When you're unsure what a function, a setting, or a constant does, change it. Flip a value, comment out a line, set a constant to something absurd, then run it. The system answers you with its reaction.

You delete a line and nothing changes → that line doesn't matter (at least on this path). It might even be dead code.
You change a constant and a particular screen breaks → that constant is wired to that screen. You've learned one connection.
You hardcode a function's return value and three tests fail → those three tests depend on this function. The blast radius reveals itself.

This is active experimentation. Instead of passively staring at code, you ask the system a question and get an answer. Do it safely, of course — locally, not in production, in a state you can always revert with git. With git stash or a branch, smashing things to bits and then restoring is free. "If I don't understand it, break it and revert" is a powerful code-reading loop.

Read Top-Down, Then Drill

The right order for understanding an unfamiliar codebase is generally top-down. Drill into the details first and you'll see the trees but miss the forest. Grab the big picture first, then pick the parts worth going deep on.

The order I recommend:

Skim the directory structure. Folder names alone reveal the separation of concerns. api/, db/, components/, services/... build a map of what lives where.
Read the README, config files, and manifests. The dependency list in package.json/pyproject.toml compresses "what tools this project uses to do what." The script definitions tell you "how to build, run, and test this."
Grasp the architecture's layers. From a request coming in to a response going out, which layers does it pass through (router → controller → service → repository, say)? Once you have this skeleton, any new code you meet can be placed: "ah, this is the service layer."
Now pick one specific feature and drill deep, following the data. This is where entry-point finding, data tracing, prints, and grep all come together.

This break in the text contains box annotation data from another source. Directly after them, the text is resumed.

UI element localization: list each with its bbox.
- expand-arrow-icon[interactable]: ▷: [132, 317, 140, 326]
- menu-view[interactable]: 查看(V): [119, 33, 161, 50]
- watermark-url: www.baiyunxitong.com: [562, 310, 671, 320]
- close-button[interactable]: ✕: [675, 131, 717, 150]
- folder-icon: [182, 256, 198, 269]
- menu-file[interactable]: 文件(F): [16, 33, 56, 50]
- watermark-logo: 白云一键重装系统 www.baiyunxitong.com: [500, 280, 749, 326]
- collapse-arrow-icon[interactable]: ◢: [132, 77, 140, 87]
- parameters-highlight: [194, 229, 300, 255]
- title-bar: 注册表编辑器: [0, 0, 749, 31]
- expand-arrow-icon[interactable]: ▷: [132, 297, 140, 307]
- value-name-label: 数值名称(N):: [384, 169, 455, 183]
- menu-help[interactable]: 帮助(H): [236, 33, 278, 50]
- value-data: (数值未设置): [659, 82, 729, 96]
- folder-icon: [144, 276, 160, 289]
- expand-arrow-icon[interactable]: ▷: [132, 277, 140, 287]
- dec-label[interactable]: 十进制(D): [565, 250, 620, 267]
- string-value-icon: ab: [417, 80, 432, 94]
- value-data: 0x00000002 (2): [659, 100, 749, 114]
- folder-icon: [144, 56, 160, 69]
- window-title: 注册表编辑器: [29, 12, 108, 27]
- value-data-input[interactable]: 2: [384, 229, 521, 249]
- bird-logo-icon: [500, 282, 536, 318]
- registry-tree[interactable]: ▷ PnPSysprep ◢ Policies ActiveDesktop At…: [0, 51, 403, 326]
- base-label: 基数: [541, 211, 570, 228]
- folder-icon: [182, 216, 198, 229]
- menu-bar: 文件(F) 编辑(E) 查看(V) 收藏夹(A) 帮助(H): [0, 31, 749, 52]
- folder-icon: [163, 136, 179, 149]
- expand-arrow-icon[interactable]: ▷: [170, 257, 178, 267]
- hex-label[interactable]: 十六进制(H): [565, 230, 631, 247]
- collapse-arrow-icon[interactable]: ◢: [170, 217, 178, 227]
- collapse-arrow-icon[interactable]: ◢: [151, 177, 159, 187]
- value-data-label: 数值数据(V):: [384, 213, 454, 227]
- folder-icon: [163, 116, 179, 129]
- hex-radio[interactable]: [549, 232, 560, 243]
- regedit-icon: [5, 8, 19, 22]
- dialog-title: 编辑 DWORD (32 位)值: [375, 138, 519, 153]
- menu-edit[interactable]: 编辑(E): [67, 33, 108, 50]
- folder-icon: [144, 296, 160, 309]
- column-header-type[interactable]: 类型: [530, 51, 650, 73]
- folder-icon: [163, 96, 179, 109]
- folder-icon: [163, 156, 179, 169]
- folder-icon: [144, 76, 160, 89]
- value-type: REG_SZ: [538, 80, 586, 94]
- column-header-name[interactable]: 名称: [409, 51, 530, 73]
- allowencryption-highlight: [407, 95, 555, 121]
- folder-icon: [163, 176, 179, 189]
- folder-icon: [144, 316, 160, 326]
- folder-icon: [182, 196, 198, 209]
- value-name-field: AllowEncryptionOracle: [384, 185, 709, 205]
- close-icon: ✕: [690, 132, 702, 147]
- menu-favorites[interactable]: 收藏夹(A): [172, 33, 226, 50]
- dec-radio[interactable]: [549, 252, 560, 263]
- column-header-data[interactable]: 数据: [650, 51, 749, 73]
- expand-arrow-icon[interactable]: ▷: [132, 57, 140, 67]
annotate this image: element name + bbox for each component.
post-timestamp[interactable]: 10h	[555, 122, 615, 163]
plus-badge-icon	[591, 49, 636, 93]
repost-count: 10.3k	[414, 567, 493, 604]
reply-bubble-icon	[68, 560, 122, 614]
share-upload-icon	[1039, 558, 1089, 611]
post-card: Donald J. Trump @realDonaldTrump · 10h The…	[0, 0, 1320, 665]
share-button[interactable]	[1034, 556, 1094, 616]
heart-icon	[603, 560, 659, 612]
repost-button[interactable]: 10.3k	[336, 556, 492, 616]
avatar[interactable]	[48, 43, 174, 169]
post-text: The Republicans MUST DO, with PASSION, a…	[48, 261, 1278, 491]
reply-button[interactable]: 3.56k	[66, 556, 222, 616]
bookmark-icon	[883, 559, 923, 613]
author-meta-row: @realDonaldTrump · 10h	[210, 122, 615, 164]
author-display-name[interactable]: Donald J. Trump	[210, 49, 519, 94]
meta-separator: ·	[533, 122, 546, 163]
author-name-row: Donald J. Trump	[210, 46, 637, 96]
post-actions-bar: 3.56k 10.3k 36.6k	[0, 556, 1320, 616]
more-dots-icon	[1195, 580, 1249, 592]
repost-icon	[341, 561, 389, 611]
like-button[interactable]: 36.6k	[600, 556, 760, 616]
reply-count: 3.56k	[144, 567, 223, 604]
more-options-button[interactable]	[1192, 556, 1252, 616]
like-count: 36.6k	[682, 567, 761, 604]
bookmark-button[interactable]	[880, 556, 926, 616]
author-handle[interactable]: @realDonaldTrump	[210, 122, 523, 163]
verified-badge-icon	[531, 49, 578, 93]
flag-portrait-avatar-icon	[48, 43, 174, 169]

The key is the order wide and shallow → narrow and deep. Sink into one function from the start and you lose your bearings, because you don't know its place in the whole. Draw the map first, then pick one path and walk down it.

Putting It Together — An Unfamiliar Bug in 30 Minutes

Let's weave the pieces into one flow. First week, and you're handed the bug "the confirmation email after payment sometimes doesn't arrive."

Big picture (top-down): skim the directories and spot services/email/ and services/payment/. So email and payment are separated.
Entry point + grep: grep for a phrase that would be in the confirmation email ("Your order is complete"). Find the email template and the function that sends it, sendOrderConfirmation.
Find callers: find references to sendOrderConfirmation. It's called from the payment-success handler.
Follow the data: trace the chain from payment success to email dispatch. Along the way you see a step that "puts the email on a queue."
Read tests: read the tests for this dispatch logic and find a case: "if the queue is full, drop silently." That smells.
Change it + print: add a log at the enqueue point and try to reproduce. You watch the queue overflow under a traffic spike and some emails get dropped.

Thirty minutes ago the code was half a million lines of the unknown, and you pinned the cause by reading only the few dozen lines that mattered. Had you tried to read every line, the whole first day would be gone.

Wrapping Up

Code reading isn't a talent — it's a skill, and being a skill, it has methods. Gathering the core principles again:

Don't open a random file; find the entry point first.
Follow only the path the data flows along, not every line.
Use tests and types as documentation that doesn't lie.
Draw the call graph with grep and IDE jumps.
When static reading stalls, run it and add prints.
When you're unsure, change something and see what breaks.
Top-down for the big picture first, then depth.

The next time you're staring blankly at an unfamiliar codebase, resist the urge to open the first file and read from the top. Instead, ask: "Where's the entry point? What data will I follow?" Those two questions are the first trail you cut through the unknown forest.

References

Diomidis Spinellis, Code Reading: The Open Source Perspective: https://www.spinellis.gr/codereading/
Dustin Boswell & Trevor Foucher, The Art of Readable Code: https://www.oreilly.com/library/view/the-art-of/9781449318482/
ripgrep User Guide: https://github.com/BurntSushi/ripgrep/blob/master/GUIDE.md
Google Engineering Practices, Code Review Developer Guide: https://google.github.io/eng-practices/review/reviewer/